Временно (Куценок) - страница 14

– Я тебя удивлю, но ты можешь теперь меня ударить? Дай мне пощечину, только по-настоящему. – Асса справилась с гусиной своей кожей, вода с нее стекала под ноги и за пазуху.

– За что? – удивился Жа.

– Я тебя полюбила, а этого делать было нельзя. Ударь меня, чтобы дурь ушла назад в подушечки пальцев.

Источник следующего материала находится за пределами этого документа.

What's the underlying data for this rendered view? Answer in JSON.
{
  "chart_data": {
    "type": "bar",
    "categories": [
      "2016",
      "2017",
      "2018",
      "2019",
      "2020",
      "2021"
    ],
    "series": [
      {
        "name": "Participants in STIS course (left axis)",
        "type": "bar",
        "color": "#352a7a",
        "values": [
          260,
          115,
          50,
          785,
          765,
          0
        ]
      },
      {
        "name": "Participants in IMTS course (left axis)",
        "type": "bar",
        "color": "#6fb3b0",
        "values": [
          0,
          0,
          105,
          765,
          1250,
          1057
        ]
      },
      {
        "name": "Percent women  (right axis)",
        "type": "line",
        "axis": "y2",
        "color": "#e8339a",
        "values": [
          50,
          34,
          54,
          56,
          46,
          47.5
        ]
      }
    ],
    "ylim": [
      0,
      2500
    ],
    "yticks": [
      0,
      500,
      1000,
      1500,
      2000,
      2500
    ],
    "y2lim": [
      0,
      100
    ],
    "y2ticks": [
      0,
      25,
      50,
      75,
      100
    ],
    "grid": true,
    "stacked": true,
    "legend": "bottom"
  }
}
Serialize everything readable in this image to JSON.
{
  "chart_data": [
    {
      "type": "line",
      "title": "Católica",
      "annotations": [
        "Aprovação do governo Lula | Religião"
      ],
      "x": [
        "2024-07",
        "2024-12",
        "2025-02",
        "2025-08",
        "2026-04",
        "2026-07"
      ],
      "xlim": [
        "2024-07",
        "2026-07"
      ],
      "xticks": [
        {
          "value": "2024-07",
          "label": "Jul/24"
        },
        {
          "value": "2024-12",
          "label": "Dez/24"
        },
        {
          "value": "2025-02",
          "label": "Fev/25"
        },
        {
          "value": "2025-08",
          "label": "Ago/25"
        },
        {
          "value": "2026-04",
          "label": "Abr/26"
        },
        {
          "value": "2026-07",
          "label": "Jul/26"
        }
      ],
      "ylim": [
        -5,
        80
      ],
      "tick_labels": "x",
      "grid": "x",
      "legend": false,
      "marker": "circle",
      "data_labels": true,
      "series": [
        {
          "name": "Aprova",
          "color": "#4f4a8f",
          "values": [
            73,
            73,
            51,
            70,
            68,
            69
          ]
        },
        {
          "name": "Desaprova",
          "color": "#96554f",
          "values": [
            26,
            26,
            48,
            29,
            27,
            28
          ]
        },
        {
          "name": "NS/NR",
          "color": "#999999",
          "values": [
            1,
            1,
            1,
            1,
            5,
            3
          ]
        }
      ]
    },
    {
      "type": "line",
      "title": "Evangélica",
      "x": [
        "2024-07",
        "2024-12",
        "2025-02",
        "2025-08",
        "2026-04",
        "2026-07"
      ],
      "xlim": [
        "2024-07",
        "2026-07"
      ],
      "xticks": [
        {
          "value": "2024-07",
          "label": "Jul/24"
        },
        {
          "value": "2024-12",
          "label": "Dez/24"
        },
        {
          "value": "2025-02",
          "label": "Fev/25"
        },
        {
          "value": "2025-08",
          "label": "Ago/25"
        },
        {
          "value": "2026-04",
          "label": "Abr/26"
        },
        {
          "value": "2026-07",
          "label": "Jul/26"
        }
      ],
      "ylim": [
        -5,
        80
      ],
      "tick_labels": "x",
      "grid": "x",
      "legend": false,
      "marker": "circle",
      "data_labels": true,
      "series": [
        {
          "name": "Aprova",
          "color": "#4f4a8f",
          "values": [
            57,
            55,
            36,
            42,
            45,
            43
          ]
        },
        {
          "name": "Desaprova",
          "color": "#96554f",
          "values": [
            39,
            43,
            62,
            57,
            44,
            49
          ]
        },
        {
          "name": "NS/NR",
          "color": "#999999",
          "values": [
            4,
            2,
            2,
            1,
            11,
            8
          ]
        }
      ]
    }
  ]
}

– Я не могу, простите (прозвучало как «любите»).

– Значит, пропало.

Время Станиславовна покачала головой за плечом Ассы, обняла несчастную, попрощалась с ней и стала стучать внутри у всех листающих эти страницы.

октябрь, 7.

13:15

Голод, опьянение, нищета, утиный паштет на черством хлебе и кусок заплесневевшего от времени сыра – страсть делает калеку из здорового, но непригодного для выживания человека, для оплодотворения поколения – тем более. Человек думает, что никогда не станет желанным, ни упреки его, ни уговоры не приведут к новой жизни – не предназначен он для их слов, для их мольбы и покаяния, даже для их требований жить! Сытость халдею и счастливому, голод и болезнь – поэту. Чтобы опуститься на самое дно, нужно долго держаться без воздуха, тонуть и ощущать, что тонешь, но не мрешь. Лишь бы так – не чувствовать ничего и прилагать усилия для достижения бездны – а после дотронуться до песчаного рифа, тела пустоты, поцеловать его и ртом загрести земли, на вкус ее попробовать, чтобы, чтобы, чтобы. Как? Девяноста девять саженей твоих взглядов, сто тридцать миль наркотических воплей, двести пятьдесят листов из запятых, четыреста галлонов спирта и пять килограммов воздуха – вот и он, худой, немой, тело – два глаза, уши, рот, ноги, руки, голова и необъятная душа, прячущаяся в кармане, где кастет, презервативы и два билета в театр, – человек жив и мертв, худ и стар, озлоблен и гол, прекрасен, лежит он в лужи крови посреди целого поколения, увядшего в самом начале его появления, в своей комнате пять на пять, с ковром вместо обоев и лимфоузлами надписей на стенах: «счастье есть», «пришел, увидел, закурил», «люди терпят», «гонка по прямой», «странные игры», «спасибо».

Как красив мальчик-человек (и так же уродлив старик в нем), немой и безжизненный, одеялом ее волос накрытый, в гнусном хохоте спровоцированный на бессмертие, со страницами Селина вместо носовых платков, сумбуром вместо существования, жизни впредь и навсегда. Тонкая черта от пят и до коврика, на коем его зимние сапоги покоятся, сжимаются, ссыхают от времени и любви, от Времи Станиславны и ее поцелуя в уголок рта и пятку левую. Та лежит, грустная и жаркая, еще молодая, но уже в извилинах и с коркой, на тряпичных любовных письмах, на повальной злобе кромешного бессилия, на самой сути потустороннего, лишней картой в колоде являясь, цветом невыдуманным еще мерцая, сфинксом безносым собираясь. Как конструктор, существуя еще и еще, красная, холодная – значит имеющая определение – живая в каком-то еще ином измерении изменения. Изменении измерения. Измеряя, изменяя, змея я, змея, земля, зля, зла, бла, бла, бла.